Gordana & Marko  Zivkovic
Art Inter/National, Here and Abroad 2005

Watch movie Art Under Siege [3.5MB]

 

Boxheart

 

Artist Statement

This project comes from reflecting on how to respond to one's space, one's environment, how to engage with it in an artistic way. This made me think about my relationship to my new environment here, as well as the one I left behind in Yugoslavia (an imaginary country par excellence). I examined my own responses to what surrounds me here, what moves me to create. And it turns out that what engages people around me here, is not what will engage or move me. But then, it is not as simple as saying that " my " space, the space that I find meaningful and moving, is something called Serbia or even Belgrade. That's why I started examining the very idea of what it is that one can call one's space – one's place in the world. This is, for me at least, not something defined by geography or political boundaries. And it never was.
What makes one's space, what makes it meaningful, I am realizing, is meeting with other people. So even though other people I intersect with here might have relationships with their space that is different from mine, and although what moves them might not move me, I am finding that I am nevertheless responding to their projects and stories, and thus some sort of mutual meaningful space is emerging. So my project is really extending this thinking further. What I am particularly interested in, however, is not just " thinking " and talking but giving a visible form to such collaborative space-making.

Boxheart

If at any point art was secure in its position of an undisputed Good, parallel to, or even substituting for Religion, this is no longer the case. Together with the vestiges of the old awe and pious respect, there is an ever stronger sense today that art is a mere ornament, a luxury, of no real consequence. The elitism of high art is denounced, low and high blurred, the aura of the original dissipated (scattered) by the inundation of mechanically (and electronically) reproduced copies. Life and art merge, the author is proclaimed dead. Leonardos of today work in advertising, professors write books on the Death of Art. As always, there are Lamenters and Rejoicers. Art should ride the currents of commercialism, it has never been better for art Rejoicers, exclaim exultantly. Markets are good for art (the old survival of the fittest), the death of art, of high versus low, of craftsmanship, and originality is liberating. Lamenters lament: the cuts in funding, the loss of status, the disappearance of values and standards.
This project aims neither to Lament nor to Rejoice, but to sense the currents of the Here and Now, and to give them form through focusing on the figure of the artist. If the identity of art is in flux, it is the artists who feel it viscerally (whether as elation or anxiety, most probably both). Their questions about who they are in today's world are what I want to attend to.
Images of artists. What would it be like to create images of artists, images they have of themselves, images others have of them? I want to create these images. These images will be images of our world.

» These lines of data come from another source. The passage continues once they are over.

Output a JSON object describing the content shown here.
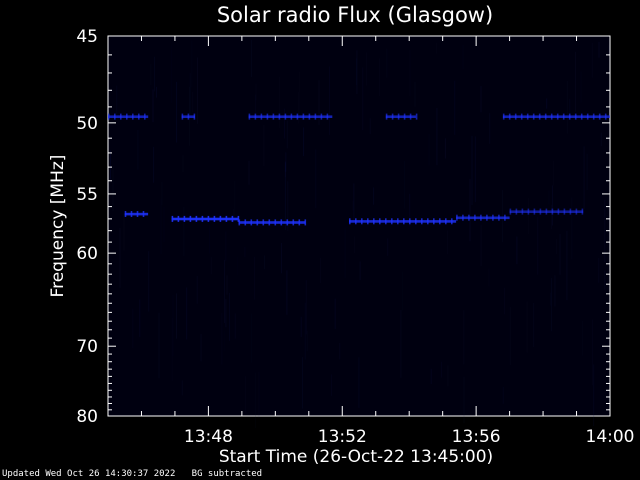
{
  "chart_data": {
    "type": "heatmap",
    "title": "Solar radio Flux (Glasgow)",
    "xlabel": "Start Time (26-Oct-22 13:45:00)",
    "ylabel": "Frequency [MHz]",
    "x_ticks": [
      "13:48",
      "13:52",
      "13:56",
      "14:00"
    ],
    "y_ticks": [
      "45",
      "50",
      "55",
      "60",
      "70",
      "80"
    ],
    "x_range": [
      "13:45:00",
      "14:00:00"
    ],
    "y_range": [
      45,
      80
    ],
    "y_scale": "reciprocal",
    "background_color": "#000000",
    "plot_color": "#000010",
    "signal_color": "#1e32ff",
    "bands": [
      {
        "freq_mhz": 49.6,
        "segments": [
          [
            45.0,
            46.2
          ],
          [
            47.2,
            47.6
          ],
          [
            49.2,
            51.7
          ],
          [
            53.3,
            54.2
          ],
          [
            56.8,
            60.0
          ]
        ],
        "intensity": 0.55
      },
      {
        "freq_mhz": 56.6,
        "segments": [
          [
            45.5,
            46.2
          ]
        ],
        "intensity": 0.8
      },
      {
        "freq_mhz": 57.0,
        "segments": [
          [
            46.9,
            48.9
          ]
        ],
        "intensity": 1.0
      },
      {
        "freq_mhz": 57.3,
        "segments": [
          [
            48.9,
            50.9
          ]
        ],
        "intensity": 0.8
      },
      {
        "freq_mhz": 57.2,
        "segments": [
          [
            52.2,
            55.4
          ]
        ],
        "intensity": 0.75
      },
      {
        "freq_mhz": 56.9,
        "segments": [
          [
            55.4,
            57.0
          ]
        ],
        "intensity": 0.6
      },
      {
        "freq_mhz": 56.4,
        "segments": [
          [
            57.0,
            59.2
          ]
        ],
        "intensity": 0.35
      }
    ]
  },
  "footer": {
    "updated": "Updated Wed Oct 26 14:30:37 2022",
    "note": "BG subtracted"
  }
}
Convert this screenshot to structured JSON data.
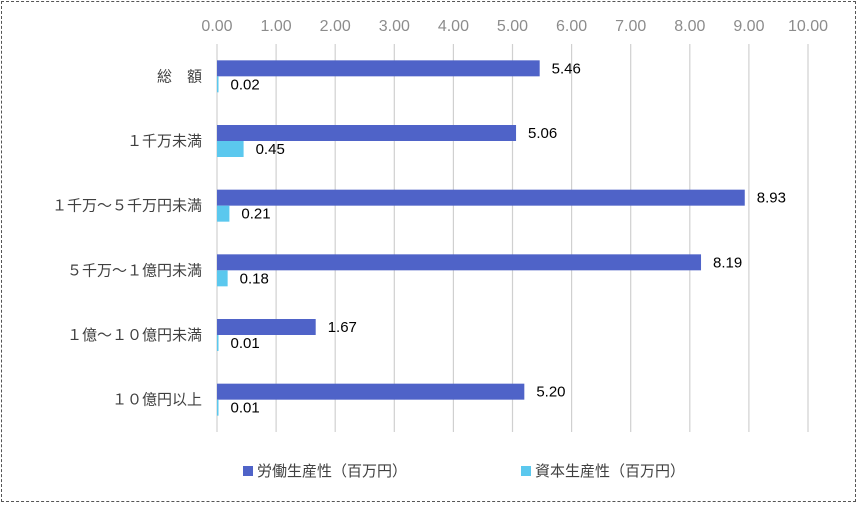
{
  "chart_data": {
    "type": "bar",
    "orientation": "horizontal",
    "title": "",
    "xlabel": "",
    "ylabel": "",
    "xlim": [
      0,
      10
    ],
    "xticks": [
      "0.00",
      "1.00",
      "2.00",
      "3.00",
      "4.00",
      "5.00",
      "6.00",
      "7.00",
      "8.00",
      "9.00",
      "10.00"
    ],
    "x_axis_position": "top",
    "grid": true,
    "legend_position": "bottom",
    "categories": [
      "総　額",
      "１千万未満",
      "１千万～５千万円未満",
      "５千万～１億円未満",
      "１億～１０億円未満",
      "１０億円以上"
    ],
    "series": [
      {
        "name": "労働生産性（百万円）",
        "color": "#4f63c8",
        "values": [
          5.46,
          5.06,
          8.93,
          8.19,
          1.67,
          5.2
        ],
        "labels": [
          "5.46",
          "5.06",
          "8.93",
          "8.19",
          "1.67",
          "5.20"
        ]
      },
      {
        "name": "資本生産性（百万円）",
        "color": "#5bc8ee",
        "values": [
          0.02,
          0.45,
          0.21,
          0.18,
          0.01,
          0.01
        ],
        "labels": [
          "0.02",
          "0.45",
          "0.21",
          "0.18",
          "0.01",
          "0.01"
        ]
      }
    ]
  }
}
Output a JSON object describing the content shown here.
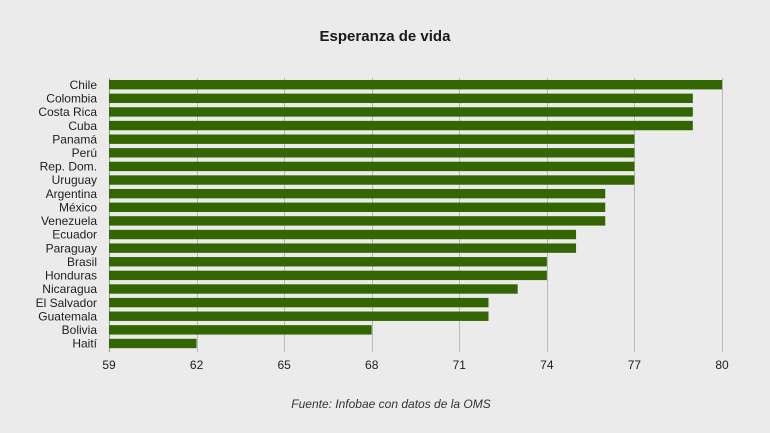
{
  "chart_data": {
    "type": "bar",
    "orientation": "horizontal",
    "title": "Esperanza de vida",
    "source": "Fuente: Infobae con datos de la OMS",
    "categories": [
      "Chile",
      "Colombia",
      "Costa Rica",
      "Cuba",
      "Panamá",
      "Perú",
      "Rep. Dom.",
      "Uruguay",
      "Argentina",
      "México",
      "Venezuela",
      "Ecuador",
      "Paraguay",
      "Brasil",
      "Honduras",
      "Nicaragua",
      "El Salvador",
      "Guatemala",
      "Bolivia",
      "Haití"
    ],
    "values": [
      80,
      79,
      79,
      79,
      77,
      77,
      77,
      77,
      76,
      76,
      76,
      75,
      75,
      74,
      74,
      73,
      72,
      72,
      68,
      62
    ],
    "xlim": [
      59,
      80
    ],
    "xticks": [
      59,
      62,
      65,
      68,
      71,
      74,
      77,
      80
    ],
    "bar_color": "#336600",
    "grid": true,
    "legend": "none"
  }
}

I chose to present artists' hands. One thing I want to avoid is presenting art as being about " practiced hand " . I think it is the mind, not the hand that makes art. My focus is rather on the fact that art is about something being made, and the hand is (usually) that point of contact between mind and object. I also don't think it is terribly important what our faces are like, where we are and what our names are, but that something is touched and created. And when I say mind creates, I think that mind doesn't stop at the boundaries of our skins – materials, objects, tools, even society we interact with – all of these things together comprise mind. This is just to give you some idea of why I want to present hands as a part of this project.